Nei suoi studi riscontrò fenomeni di corruzione della lingua latina dall'interno, rilevando ad esempio in Plauto le forme di assimilazione linguistica isse per ipse, oppure colonna per columna; teorizzò quindi che il latino si fosse evoluto dal proprio interno, sostenendo l'esistenza di una diglossia: oltre al latino classico, aulico, sarebbe esistito un livello inferiore, meno corretto, usato informalmente nei contesti quotidiani, da cui provengono le lingue romanze. Oppositore di questa teoria fu Flavio Biondo, il quale sosteneva invece che la causa della decadenza del latino fosse stata l'aggressione esterna dei popoli germanici. Gli studi moderni di linguistica hanno mostrato che le due teorie non sono effettivamente incompatibili e che il latino si è evoluto per ragioni sia interne sia esterne.
Nella prima metà del XV secolo si avevano pareri opposti in merito alla dignità del volgare; intellettuali come Coluccio Salutati e Lorenzo Valla disprezzavano il volgare perché non dotato di norme grammaticali; Leon Battista Alberti e Nicola Cusano, al contrario, si adoperarono molto per far riconoscere il volgare come lingua ricca di dignità nel panorama letterario. Leonardo Bruni concepì il dialogo Ad Petrum Paulum Histrum, nel quale dava la parola a due esponenti dell'umanesimo del periodo: Coluccio Salutati, appunto, e Niccolò Niccoli. Nella finzione letteraria, il primo asseriva che il volgare sarebbe stato degno solo se regolamentato da assiomi linguistici precisi, e si dispiaceva del fatto che Dante non avesse scritto la sua Commedia nel ben più nobile latino; il secondo proponeva una visione ancora più radicale, arrivando a giudicare tre fra i principali letterati italiani - Alighieri, Petrarca e Boccaccio - poco più che degli ignoranti. L'autore difendeva questi ultimi, riconoscendo la grandezza delle loro opere, invece di giudicarli in base alla lingua che usarono.
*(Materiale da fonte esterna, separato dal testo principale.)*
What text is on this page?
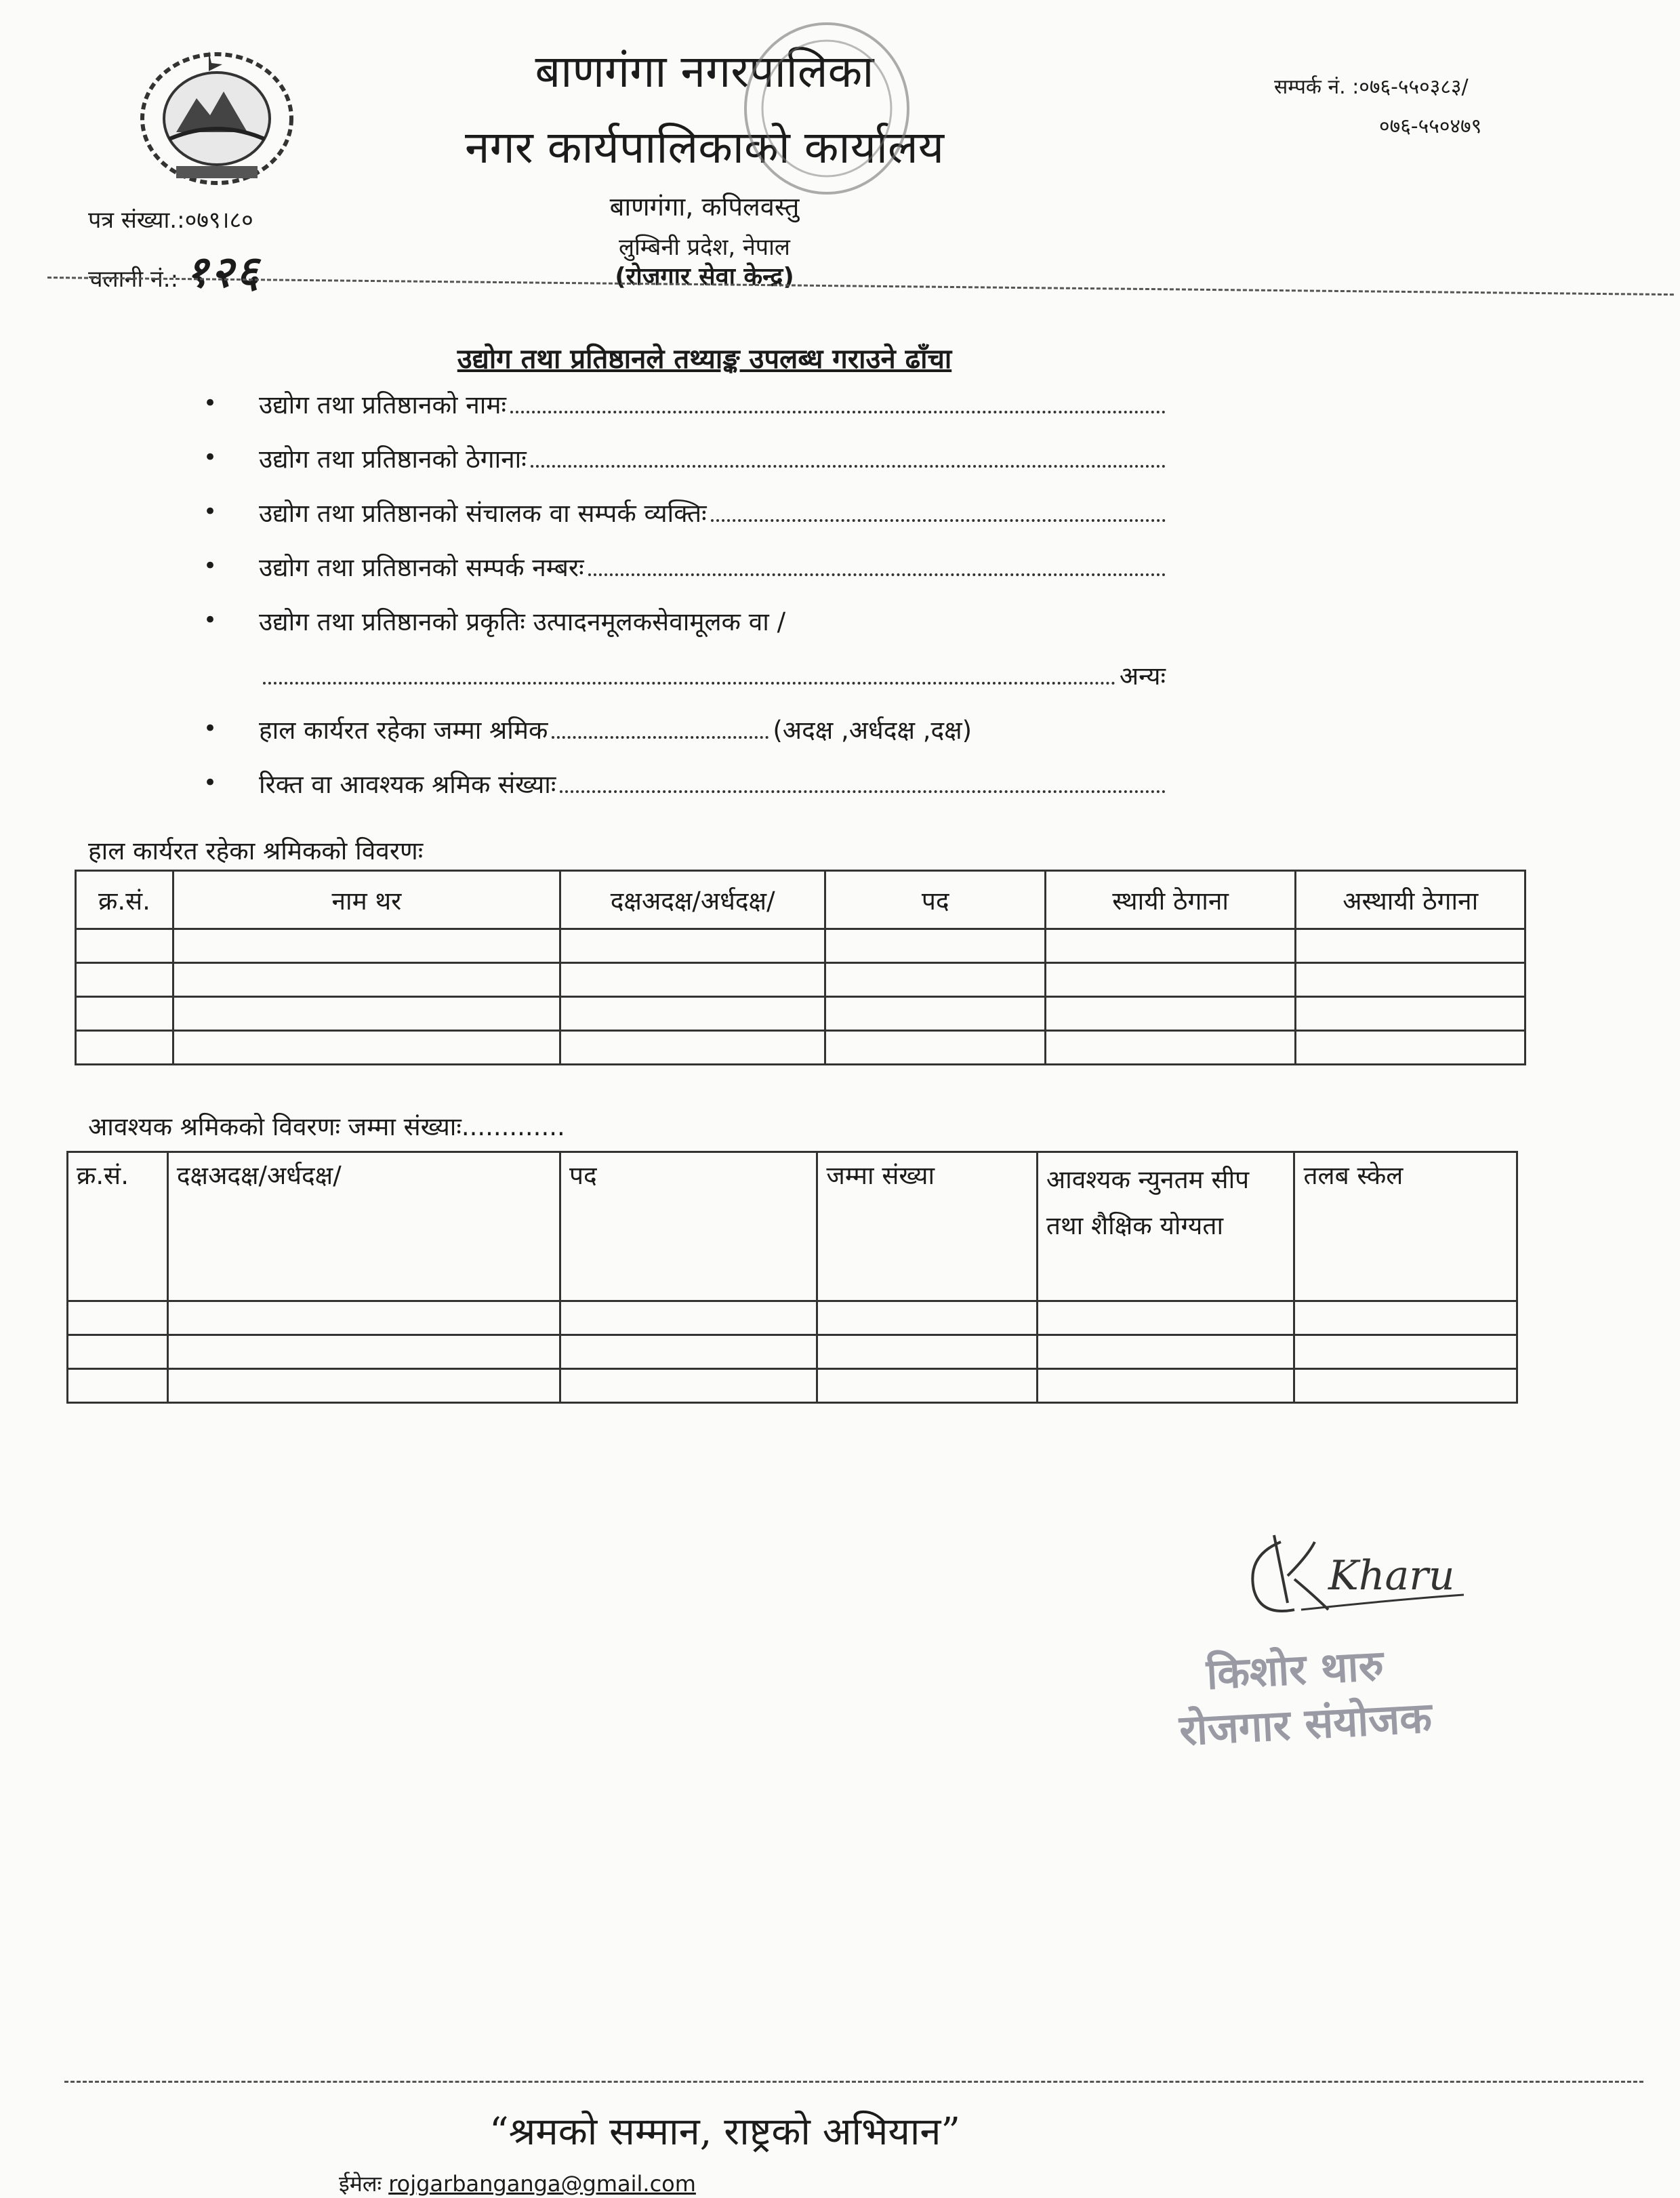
बाणगंगा नगरपालिका
नगर कार्यपालिकाको कार्यालय
बाणगंगा, कपिलवस्तु
लुम्बिनी प्रदेश, नेपाल
(रोजगार सेवा केन्द्र)
सम्पर्क नं. :०७६-५५०३८३/
०७६-५५०४७९
पत्र संख्या.:०७९।८०
चलानी नं.: १२६
उद्योग तथा प्रतिष्ठानले तथ्याङ्क उपलब्ध गराउने ढाँचा
•	उद्योग तथा प्रतिष्ठानको नामः
•	उद्योग तथा प्रतिष्ठानको ठेगानाः
•	उद्योग तथा प्रतिष्ठानको संचालक वा सम्पर्क व्यक्तिः
•	उद्योग तथा प्रतिष्ठानको सम्पर्क नम्बरः
•	उद्योग तथा प्रतिष्ठानको प्रकृतिः उत्पादनमूलकसेवामूलक वा /
अन्यः
•	हाल कार्यरत रहेका जम्मा श्रमिक	(अदक्ष ,अर्धदक्ष ,दक्ष)
•	रिक्त वा आवश्यक श्रमिक संख्याः
हाल कार्यरत रहेका श्रमिकको विवरणः
क्र.सं.	नाम थर	दक्षअदक्ष/अर्धदक्ष/	पद	स्थायी ठेगाना	अस्थायी ठेगाना

आवश्यक श्रमिकको विवरणः जम्मा संख्याः.............
क्र.सं.	दक्षअदक्ष/अर्धदक्ष/	पद	जम्मा संख्या	आवश्यक न्युनतम सीप तथा शैक्षिक योग्यता	तलब स्केल

Kharu
किशोर थारु
रोजगार संयोजक
“श्रमको सम्मान, राष्ट्रको अभियान”
ईमेलः rojgarbanganga@gmail.com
Rivestono una particolare importanza le opere storiche del Bruni: il Commentarius rerum suo tempore gestarum, pubblicato la prima volta a Venezia nel 1475 e più volte ristampato (recentemente nella nuova ediz. dei Rerum Italicarum Scriptores di Ludovico Antonio Muratori, a cura di C. di Pierro, XIX, III, Bologna 1926), e gli Historiarum Florentini populi libri XII, pubblicati la prima volta a Strasburgo nel 1610, ristampati a Firenze nel 1856-60, e criticamente nella nuova edizione dei Rerum Italicarum Scriptores del Muratori (a cura di E. Santini, XIX, 111, Città di Castello 1914, con l'indice alfabetico e cronologico a cura di L. Fanti, Bologna 1926). Gli Historiarum Florentini populi libri XII possono essere considerati la prima opera della storiografia umanistica. In essa Bruni sottolinea la funzione persuasiva ed educativa della storia, maestra di prudenza civile e di saggezza politica. Lo stile storiografico del Bruni fu adottato da molti storici umanisti come Paolo Giovio, Cesare Baronio, Paolo Sarpi e Antonio Possevino.[4]
È celebre una sua epistola in cui delinea princìpi fondamentali dell'umanesimo.[5]
È sepolto nella basilica fiorentina di Santa Croce in un monumento opera di Bernardo Rossellino.[6]